Elasticity of Demand for Port Services

Elasticity of Demand for Port Services

A. Price Elasticity of Demand for Port Service

The price elasticity of demand for a port service describes how responsive (sensitive) demand is to a change in the service’s price within a specific market.

ED = – (Δq/q) / (Δp/p) = – (Δq*p)/(Δp*q)

Where:

  • ED = Price elasticity of demand
  • q = Quantity of the service demanded
  • p = Price of the service
  • Δq = Change in the quantity of services demanded
  • Δp = Change in the price of the service

The elasticity of demand for a port service is measured between two points on the demand curve (arc elasticity). It is always negative, as it represents the percentage change in the quantity of port services demanded in response to a positive percentage change in price. Often, the negative sign is omitted, given the well-established inverse relationship between price and quantity demanded. For instance, an elasticity of –0.4 for a cargo handling service indicates that a 10% increase in the price of the service would lead to a 4% reduction in its demand.

The demand for a port service is relatively elastic when a change in price leads to a proportionally greater change in the quantity demanded in the opposite direction (1 < ED < ∞). For instance, if the price increases by 10%, the quantity demanded falls by more than 10%. Conversely, demand is relatively inelastic when a change in price results in a proportionally smaller change in the quantity demanded in the opposite direction (0 < ED < 1). For example, if the price increases by 10%, the quantity demanded will decrease by less than 10%. At the extremes, demand is perfectly elastic when any change in price results in an unlimited change in the quantity of the port service demanded (ED = ∞). In contrast, demand is perfectly inelastic when a change in price leads to no change whatsoever in the quantity of the port service demanded (ED = 0).

The elasticity of the demand for a port service is of importance for the formulation of short-term and long-term strategies of the port and/or the port service provider, the adjustment of port service pricing policies, the determination of priorities in serving port users, and the design of the overall port policy.

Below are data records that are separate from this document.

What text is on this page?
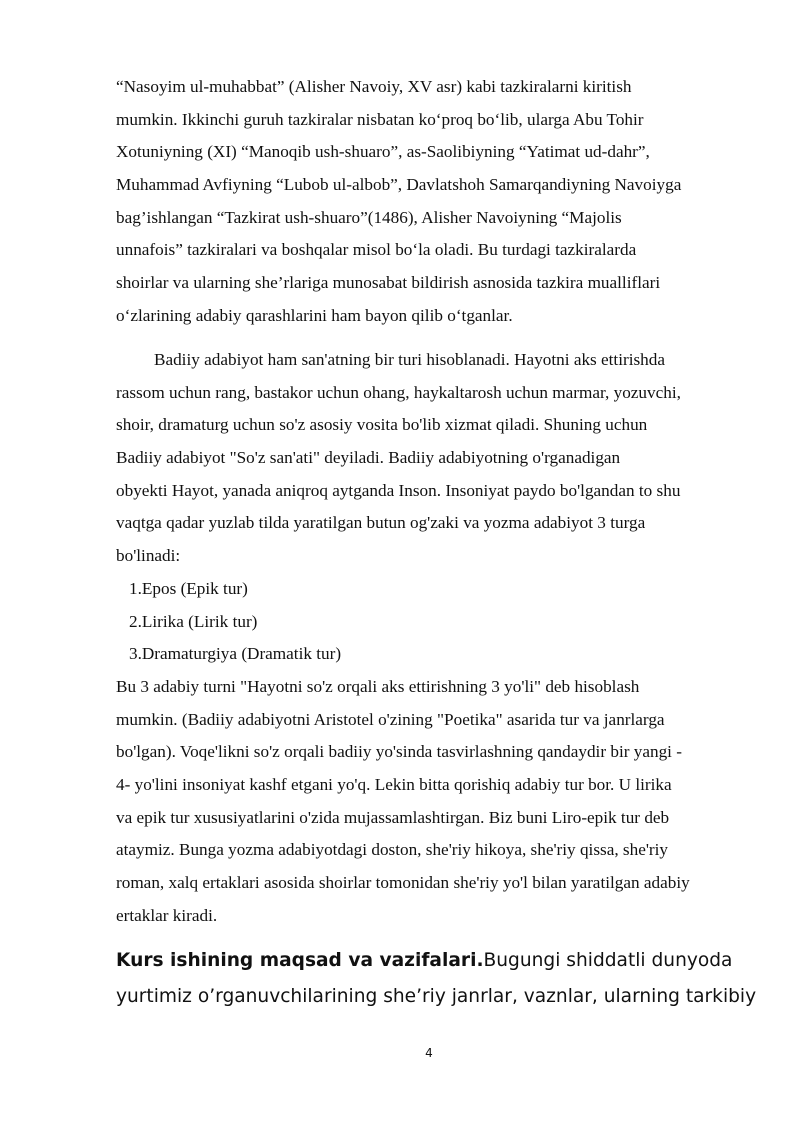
“Nasoyim ul-muhabbat” (Alisher Navoiy, XV asr) kabi tazkiralarni kiritish
mumkin. Ikkinchi guruh tazkiralar nisbatan ko‘proq bo‘lib, ularga Abu Tohir
Xotuniyning (XI) “Manoqib ush-shuaro”, as-Saolibiyning “Yatimat ud-dahr”,
Muhammad Avfiyning “Lubob ul-albob”, Davlatshoh Samarqandiyning Navoiyga
bag’ishlangan “Tazkirat ush-shuaro”(1486), Alisher Navoiyning “Majolis
unnafois” tazkiralari va boshqalar misol bo‘la oladi. Bu turdagi tazkiralarda
shoirlar va ularning she’rlariga munosabat bildirish asnosida tazkira mualliflari
o‘zlarining adabiy qarashlarini ham bayon qilib o‘tganlar.
Badiiy adabiyot ham san'atning bir turi hisoblanadi. Hayotni aks ettirishda
rassom uchun rang, bastakor uchun ohang, haykaltarosh uchun marmar, yozuvchi,
shoir, dramaturg uchun so'z asosiy vosita bo'lib xizmat qiladi. Shuning uchun
Badiiy adabiyot "So'z san'ati" deyiladi. Badiiy adabiyotning o'rganadigan
obyekti Hayot, yanada aniqroq aytganda Inson. Insoniyat paydo bo'lgandan to shu
vaqtga qadar yuzlab tilda yaratilgan butun og'zaki va yozma adabiyot 3 turga
bo'linadi:
1.Epos (Epik tur)
2.Lirika (Lirik tur)
3.Dramaturgiya (Dramatik tur)
Bu 3 adabiy turni "Hayotni so'z orqali aks ettirishning 3 yo'li" deb hisoblash
mumkin. (Badiiy adabiyotni Aristotel o'zining "Poetika" asarida tur va janrlarga
bo'lgan). Voqe'likni so'z orqali badiiy yo'sinda tasvirlashning qandaydir bir yangi -
4- yo'lini insoniyat kashf etgani yo'q. Lekin bitta qorishiq adabiy tur bor. U lirika
va epik tur xususiyatlarini o'zida mujassamlashtirgan. Biz buni Liro-epik tur deb
ataymiz. Bunga yozma adabiyotdagi doston, she'riy hikoya, she'riy qissa, she'riy
roman, xalq ertaklari asosida shoirlar tomonidan she'riy yo'l bilan yaratilgan adabiy
ertaklar kiradi.
Kurs ishining maqsad va vazifalari.Bugungi shiddatli dunyoda
yurtimiz o’rganuvchilarining she’riy janrlar, vaznlar, ularning tarkibiy
4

The value of elasticity is shaped by a range of parameters, which can be grouped into two main categories. The first one is the characteristics of the port service. The impact of a price change on elasticity is greater (or smaller) depending on the extent to which the following factors are larger (or smaller):
 (a) the price of the service in relation to the total cost of the port product, (b) the cost of the service as a share of the total value of the transported good (a small share implying a limited effect), (c) the cost of the service as a percentage of the passenger’s total income, (d) the number of available substitutes (alternative transport modes), (e) the quality and price of alternative options, (f) the type of journey (in the case of passengers), (g) the contestability of the hinterland. By contrast, the demand for a port service is particularly inelastic when the hinterland served is extensive or fixed, or when, due to the integration of maritime transportation into broader multimodal transport networks, the service in question constitutes only one segment of the total set of services employed.

The second group of parmeters relates to the characteristics of the price change The impact of a price variation on elasticity is greater (or smaller) when:  (a) the magnitude of the price change is larger (or smaller), (b) cumulative price changes occur, since each successive change influences a different users base, and (c) users’ perceptions of what stands as a “normal” and/or “fair” price.

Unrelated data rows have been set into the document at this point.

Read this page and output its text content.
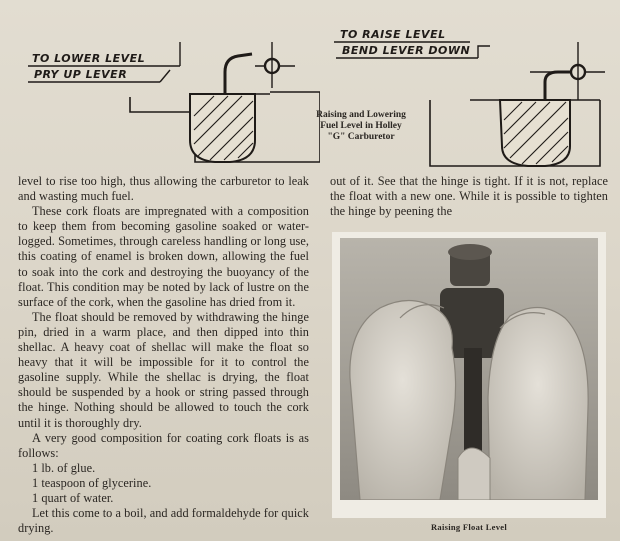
TO LOWER LEVEL
PRY UP LEVER
Raising and Lowering
Fuel Level in Holley
"G" Carburetor
TO RAISE LEVEL
BEND LEVER DOWN

level to rise too high, thus allowing the carburetor to leak and wasting much fuel.

These cork floats are impregnated with a composition to keep them from becoming gasoline soaked or water-logged. Sometimes, through careless handling or long use, this coating of enamel is broken down, allowing the fuel to soak into the cork and destroying the buoyancy of the float. This condition may be noted by lack of lustre on the surface of the cork, when the gasoline has dried from it.

The float should be removed by withdrawing the hinge pin, dried in a warm place, and then dipped into thin shellac. A heavy coat of shellac will make the float so heavy that it will be impossible for it to control the gasoline supply. While the shellac is drying, the float should be suspended by a hook or string passed through the hinge. Nothing should be allowed to touch the cork until it is thoroughly dry.

A very good composition for coating cork floats is as follows:

1 lb. of glue.

1 teaspoon of glycerine.

1 quart of water.

Let this come to a boil, and add formaldehyde for quick drying.

out of it. See that the hinge is tight. If it is not, replace the float with a new one. While it is possible to tighten the hinge by peening the

Raising Float Level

The full effects of a price change in a port service often become evident only after a considerable period. Significant price changes tend to exhibit lower elasticity in the short term, as users continue to rely on essential services until viable alternatives emerge. Thus, a price increase may initially generate higher revenues, but these revenues gradually diminish, and, in the long run, the service provider may even experience a decline in total income. For this reason, it is useful to distinguish between short-term elasticity (i.e., less than two years) and long-term elasticity (i.e., more than ten years). A static approach to elasticity tends to underestimate both the revenue losses arising from price increases and the ability of users to adapt to changes over time. Static elasticities, therefore, often create a bias in favor of expanding infrastructure investments (e.g., increasing port capacity), since they undervalue the existence of alternative options available to users.

Empirical studies in the major container ports of the Le Havre–Hamburg range in Northern Europe have recorded a significant variation in the elasticity of cargo volumes concerning a specific change in cargo-handling charges.

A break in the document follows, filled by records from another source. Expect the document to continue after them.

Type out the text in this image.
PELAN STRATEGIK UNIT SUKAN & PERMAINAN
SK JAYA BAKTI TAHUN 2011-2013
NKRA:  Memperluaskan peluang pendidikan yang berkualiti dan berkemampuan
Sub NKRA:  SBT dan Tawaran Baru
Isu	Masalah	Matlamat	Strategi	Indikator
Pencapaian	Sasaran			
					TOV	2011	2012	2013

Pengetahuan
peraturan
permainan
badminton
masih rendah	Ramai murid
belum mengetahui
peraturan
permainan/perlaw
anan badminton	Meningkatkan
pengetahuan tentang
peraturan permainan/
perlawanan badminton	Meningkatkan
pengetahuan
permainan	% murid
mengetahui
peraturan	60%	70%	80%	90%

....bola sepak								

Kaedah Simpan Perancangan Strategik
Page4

For an accurate understanding of the impact of a significant change in the income of the economy served by a port, the analysis must also consider the type of cargo handled. Each cargo category has its own income elasticity of demand, and these differences can be decisive in shaping demand for port services related to the transportation of specific goods. Even within a single market segment—for example, containerized cargo—the content of the “box” determines the income elasticity of demand for container-handling services as well as for the complementary services offered at the port. The same applies to liquid bulk cargo: both the nature of the cargo and its destination determine the extent to which demand for the relevant port services will change.

Like cargoes, port users do not constitute a homogeneous group. They include shipping companies, cargo owners, and a range of intermediaries who provide essential services for the completion of the maritime transport process and the delivery of cargo to its destination. Preferences and requirements vary among these groups. Consequently, their respective demand elasticities also differ.

B. Cross-Elasticity of Demand for Port Services

Cross-elasticity refers to the degree of responsiveness of demand for port service X to a change in the price of port service Y:

ΕDXY = (Δqx/ qx) / (Δpy / py)

Where:

  • ΕDXY = Cross-elasticity of demand
  • qx = Quantity demanded of port service X
  • Δqx = Change in the quantity demanded of port service X
  • py= Price of port service Y
  • Δpy = Change in the price of port service Y

Cross-elasticity is determined by the relationship between the services in question—that is, whether they are complementarysubstitute, or independent of each other:

  • Complementary services: Cross-elasticity is negative, since demand for both services decreases simultaneously (ΕDXY < 0). An example of complementary services in a port is towing and cargo handling.
  • Substitute services: Cross-elasticity is positive, since demand for service X increases when the price of service Y rises (ΕDXY > 0). Two terminals serving the same port market (e.g., general cargo) constitute an example of substitutes. However, due to the increasing specialization observed in maritime transport, the degree of substitutability between terminals varies—or may even be limited—depending on the case.
  • Independent services: Cross-elasticity is zero, since demand for service X does not change when the price of service Y increases (ΕDXY = 0).